Notice this does not look anything like the same address in eqgameold. This is because when the exe is updated 99% of the time the code gets pushed forward a few addresses. So what we are actually doing is going to start searching for the code from the eqgameold and start at this point. To be safe, I normally scroll up a few lines. Make sure you click this line (or several lines up to be safe) and now chose the "Text" option. Now pick anything in the code that appears around the address in the eqgameold disassemble. For this lets use:

Keep in mind we could have used the actual line that was at the address. This isn't always feasible because the line may call a function whose name will change from exe to exe because it is called by its address. This is why I tend to always use a different line. So for this we will try using the mov statement. Make sure as you type you are putting in the spaces, because these are important. As you type the text that matches your search will highlight in yellow.
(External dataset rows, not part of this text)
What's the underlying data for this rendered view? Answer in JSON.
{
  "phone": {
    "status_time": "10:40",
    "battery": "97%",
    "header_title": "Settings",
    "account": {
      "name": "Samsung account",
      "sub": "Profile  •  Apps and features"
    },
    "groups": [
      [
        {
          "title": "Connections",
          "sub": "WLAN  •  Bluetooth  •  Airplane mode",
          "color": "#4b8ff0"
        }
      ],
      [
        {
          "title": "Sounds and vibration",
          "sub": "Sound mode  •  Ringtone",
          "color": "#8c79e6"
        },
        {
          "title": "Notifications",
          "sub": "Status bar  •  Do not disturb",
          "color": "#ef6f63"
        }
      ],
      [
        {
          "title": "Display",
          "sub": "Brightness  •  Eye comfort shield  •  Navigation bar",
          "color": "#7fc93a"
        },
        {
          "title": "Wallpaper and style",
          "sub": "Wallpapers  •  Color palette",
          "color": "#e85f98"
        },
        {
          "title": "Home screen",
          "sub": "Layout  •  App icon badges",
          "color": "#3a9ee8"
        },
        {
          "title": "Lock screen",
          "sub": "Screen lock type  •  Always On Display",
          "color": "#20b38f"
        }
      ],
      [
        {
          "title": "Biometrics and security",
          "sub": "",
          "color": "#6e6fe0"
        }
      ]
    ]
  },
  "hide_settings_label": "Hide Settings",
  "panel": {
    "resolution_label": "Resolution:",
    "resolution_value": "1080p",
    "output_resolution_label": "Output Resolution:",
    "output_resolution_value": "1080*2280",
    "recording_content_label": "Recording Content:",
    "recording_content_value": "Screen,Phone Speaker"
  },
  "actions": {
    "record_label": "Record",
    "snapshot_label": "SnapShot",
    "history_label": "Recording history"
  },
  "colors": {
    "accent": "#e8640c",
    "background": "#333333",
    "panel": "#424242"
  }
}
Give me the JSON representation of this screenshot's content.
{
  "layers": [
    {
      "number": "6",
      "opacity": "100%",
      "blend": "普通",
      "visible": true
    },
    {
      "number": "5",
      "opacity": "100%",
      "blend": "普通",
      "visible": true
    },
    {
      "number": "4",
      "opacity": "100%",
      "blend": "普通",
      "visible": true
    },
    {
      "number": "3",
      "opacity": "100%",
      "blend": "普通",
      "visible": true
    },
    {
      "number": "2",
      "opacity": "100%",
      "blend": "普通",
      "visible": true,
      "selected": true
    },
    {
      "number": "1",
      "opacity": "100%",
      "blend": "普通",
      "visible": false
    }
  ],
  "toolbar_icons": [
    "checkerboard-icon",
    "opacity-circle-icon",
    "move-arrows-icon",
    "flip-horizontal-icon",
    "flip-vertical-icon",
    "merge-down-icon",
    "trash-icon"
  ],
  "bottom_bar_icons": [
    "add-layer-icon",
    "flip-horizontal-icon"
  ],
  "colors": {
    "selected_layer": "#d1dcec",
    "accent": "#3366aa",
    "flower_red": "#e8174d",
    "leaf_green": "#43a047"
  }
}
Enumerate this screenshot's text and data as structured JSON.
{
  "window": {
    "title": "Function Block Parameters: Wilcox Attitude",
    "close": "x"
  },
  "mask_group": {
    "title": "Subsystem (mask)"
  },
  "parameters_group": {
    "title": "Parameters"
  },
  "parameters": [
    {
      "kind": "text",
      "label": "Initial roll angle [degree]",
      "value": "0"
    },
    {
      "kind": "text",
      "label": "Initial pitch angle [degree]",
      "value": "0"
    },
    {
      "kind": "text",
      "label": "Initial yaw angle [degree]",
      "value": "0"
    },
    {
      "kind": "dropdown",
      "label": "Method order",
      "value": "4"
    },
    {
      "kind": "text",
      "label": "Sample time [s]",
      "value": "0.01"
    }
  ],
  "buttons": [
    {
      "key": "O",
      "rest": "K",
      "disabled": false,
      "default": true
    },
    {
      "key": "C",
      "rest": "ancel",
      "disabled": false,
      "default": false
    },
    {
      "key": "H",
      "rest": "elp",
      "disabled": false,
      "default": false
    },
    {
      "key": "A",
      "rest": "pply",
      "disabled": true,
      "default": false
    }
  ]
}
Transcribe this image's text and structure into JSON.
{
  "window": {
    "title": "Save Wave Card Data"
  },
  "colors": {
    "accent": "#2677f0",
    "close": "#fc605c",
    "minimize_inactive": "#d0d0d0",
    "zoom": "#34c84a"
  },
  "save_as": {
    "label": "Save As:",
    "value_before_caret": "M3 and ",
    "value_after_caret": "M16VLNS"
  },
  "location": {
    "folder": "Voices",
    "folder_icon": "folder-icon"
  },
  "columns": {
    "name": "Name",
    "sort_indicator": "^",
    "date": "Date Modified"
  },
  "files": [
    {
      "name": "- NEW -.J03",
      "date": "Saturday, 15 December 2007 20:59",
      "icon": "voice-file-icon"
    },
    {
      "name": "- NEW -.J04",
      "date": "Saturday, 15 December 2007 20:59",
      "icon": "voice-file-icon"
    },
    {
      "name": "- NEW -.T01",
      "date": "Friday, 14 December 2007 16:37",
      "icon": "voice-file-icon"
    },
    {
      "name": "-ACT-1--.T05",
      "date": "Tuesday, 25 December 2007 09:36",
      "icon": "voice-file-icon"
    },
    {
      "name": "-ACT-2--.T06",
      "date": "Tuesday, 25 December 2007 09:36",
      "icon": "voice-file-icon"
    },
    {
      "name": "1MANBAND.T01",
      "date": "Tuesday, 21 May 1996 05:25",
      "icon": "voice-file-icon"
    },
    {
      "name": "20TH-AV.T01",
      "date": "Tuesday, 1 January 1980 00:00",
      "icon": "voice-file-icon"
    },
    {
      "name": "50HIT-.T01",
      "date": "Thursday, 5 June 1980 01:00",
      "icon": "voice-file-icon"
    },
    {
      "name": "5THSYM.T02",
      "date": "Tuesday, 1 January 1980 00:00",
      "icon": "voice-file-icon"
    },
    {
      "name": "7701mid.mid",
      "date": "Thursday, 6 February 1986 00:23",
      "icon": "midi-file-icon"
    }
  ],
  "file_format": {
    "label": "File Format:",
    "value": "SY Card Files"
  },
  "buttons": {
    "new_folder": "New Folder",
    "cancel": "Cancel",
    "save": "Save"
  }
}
Hit enter until you see text that starts to look similar. In this case (a VERY rare case) we don't see anything that resembled the code around EB. That is because the code has actually gotten pushed BACKWARDS. So we are going to start with an address before the 4B510B. In this case, lets pick any arbitrary address before it. Let us use 00444000. Type this in and hit enter (make sure you change the box back to say address). Now click in the code and change the box to text. Lets trying the mov ecx, [eax] statement again. Once again as you type the code will start to jump around. Once you have the full line typed you should see something like this:

Looks almost exactly like our EB code from eqgameold doesn't it? That's because it is! This was fairly easy to find. Keep in mind you may have to try different lines of code around your function when doing the searches because some lines of code are actually 'common' and will generate tens or hundreds of matches. So back to our example, the address line reads .text:0444DE8. This is not our address. Remember we were using a different line of code to find it! So click the dec ecx line. The address on that line says 00444DEF, in this case this IS the address for the crack. Sometimes the actual bytes you need to change will be between that line and the next, so to verify it we need to check out the hex. So let's click the HEX tab and you should see this:

The line we are dealing with is in blue on the left. Count over from the left starting at 0 and find the 49. (columns are numbered 0 1 2 3 4 5 6 7 8 9 A B C D E F). In this case the 49 is in column F. Add this on to the address that is in blue (replace the 0) and you will get 00444DEF.

Now you can update the crack for this exe.

[EB]
Description="Automatic Enduring Breath"
Version="2005.08.11"
address0=444DEF
normal0="49"
crack0="90"

Congratulations! You have just updated an offset. Now you can update all your docrack and various other offsets while you are waiting for servers to come up after a patch!